Collaboration Publication Best Practices:

  1. Try to get involved before the licensing agreement is signed to be sure the included publication language makes sense and follows good publication practices. This means finding out who on the clinical team is involved in the contract negotiation process or determining who the business development lead or alliance management lead is so you can ask to see the publication language and suggest changes if needed. The agreement may include how costs are to be shared for the partnership (eg, 50:50, 60:40), which will impact the publication budget.
    • If the partner is an Academic Research Organization (ARO), the contract should also stipulate that a publication manager be assigned or hired to manage publications developed by the academic partner; failure to include this will result in many, many delays and missed timelines! Determine whether or how the budget for an academic publication manager will be shared between the sponsor and the ARO.
    • For AROs, define the role of the company-sponsor publication manager on the executive committee and the subsequent publication committee. The best case is for the sponsor publication manager to be an ad hoc member of the executive committee and co-lead the publication committee with the academic publication manager.
  2. Review data ownership and data transparency rules in the contract. Larger companies will likely have policies and processes in place for data sharing, but smaller companies may not. Even if both companies have policies, they may differ significantly, so a decision needs to be made about what process to follow for the partnership.
  3. Meet with the publication manager/point of contact at the partner to discuss publication development processes for each company and identify differences that need to be addressed. If the processes differ, a suggestion is to pick the simplest that is compliant with authorship and good publication practice guidelines. This can be more difficult if one partner or both partners is under a corporate integrity agreement (CIA); in that case, the process will likely need to follow that defined by the CIA or by the most stringent CIA if each company has one. Although it is challenging to try to anticipate every issue that may come up during publication development under the partnership, the more time you spend upfront discussing potential problems and documenting an agreed-upon resolution or determining an escalation process to resolve future disagreements, the less time you will lose later when there is clinical trial data to be communicated.
  4. Form a joint publication team and develop a publication charter. A typical charter should contain the elements shown in Table 1 below. It should also document any other decisions made during the comparison of the publication development processes of both partners. This charter should then be discussed with the joint publication team, so all are aware of the practices and processes to be followed.
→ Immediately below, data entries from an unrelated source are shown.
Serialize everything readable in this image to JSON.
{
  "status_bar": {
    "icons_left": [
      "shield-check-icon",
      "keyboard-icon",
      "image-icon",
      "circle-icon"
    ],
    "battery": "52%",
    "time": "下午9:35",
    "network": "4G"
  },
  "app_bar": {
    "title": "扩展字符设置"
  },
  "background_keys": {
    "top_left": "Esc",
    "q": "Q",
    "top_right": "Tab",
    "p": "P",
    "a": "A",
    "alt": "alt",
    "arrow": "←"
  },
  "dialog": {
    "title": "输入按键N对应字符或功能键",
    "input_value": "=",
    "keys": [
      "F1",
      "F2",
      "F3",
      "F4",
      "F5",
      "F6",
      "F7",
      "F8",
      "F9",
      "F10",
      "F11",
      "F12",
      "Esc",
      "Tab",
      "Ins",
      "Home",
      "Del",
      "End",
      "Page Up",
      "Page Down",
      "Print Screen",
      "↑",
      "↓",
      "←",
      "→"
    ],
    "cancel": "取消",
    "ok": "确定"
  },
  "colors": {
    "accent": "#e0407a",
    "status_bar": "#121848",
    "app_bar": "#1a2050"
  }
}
Table 1: Suggested Elements in a Partnership Publication Charter

  • Scope of the joint publication team
  • Functional roles from each company represented on the joint publication team
  • How often the joint publication team will meet for status updates/discussions
  • Process for joint publication planning
  • What publication development process to follow
  • Authorship guidelines for joint publications
  • Review process and approval for joint publications
  • How data will be shared between the partners
  • Decisions about data transparency and data sharing for joint clinical trials

  1. Define how to work with medical communication agency partners for joint publications. Determine if both companies will use the same agency for publications or if each will use their own. If working with different agencies, predefine roles and responsibilities for each. If using one agency, determine how the budget will be shared/divided between the partners.
  2. Develop a joint publication plan. This includes determining which publications will be led by each partner. For example, if one partner ran the Phase 1 and Phase 2 trials before the collaboration agreement was finalized, and the second partner will run the Phase 3 trials, the first partner will likely take the lead on publishing the results from the early trials, and the second partner will lead those from the Phase 3 program. All publications will be part of the joint publication plan, which should include target dates and venues for the data release. The plan should be revisited at the regular status meetings, as defined in the publication charter.
  3. Determine publication development timelines and a harmonized publication review standard process. Define who from each partner company will review publications and when the review will occur in the development process. Determine who from each company needs to approve the publication before release, including which company patent attorney. Review timelines should be shorter for abstracts and congress presentations, but sometimes the partnership agreement stipulates the same timelines for all publications, which is why you should be involved before the final contract is signed (see number 1 above).
  4. Determine if the partner has permission to share congress presentations developed by the other partner after the congress and if partner congress presentation information can be included in any congress compendium. Sometimes partners want all requests for joint publications developed by them to be routed through their own medical information group. Some partners do not want joint publications included in a congress compendium that also lists congress presentations that are out of scope for the partnership, but they may agree to a separate compendium of joint publications.
  5. Define rules for use of partner-led publications by medical information when creating standard responses and other documents. Determine who needs to obtain the appropriate permissions for use.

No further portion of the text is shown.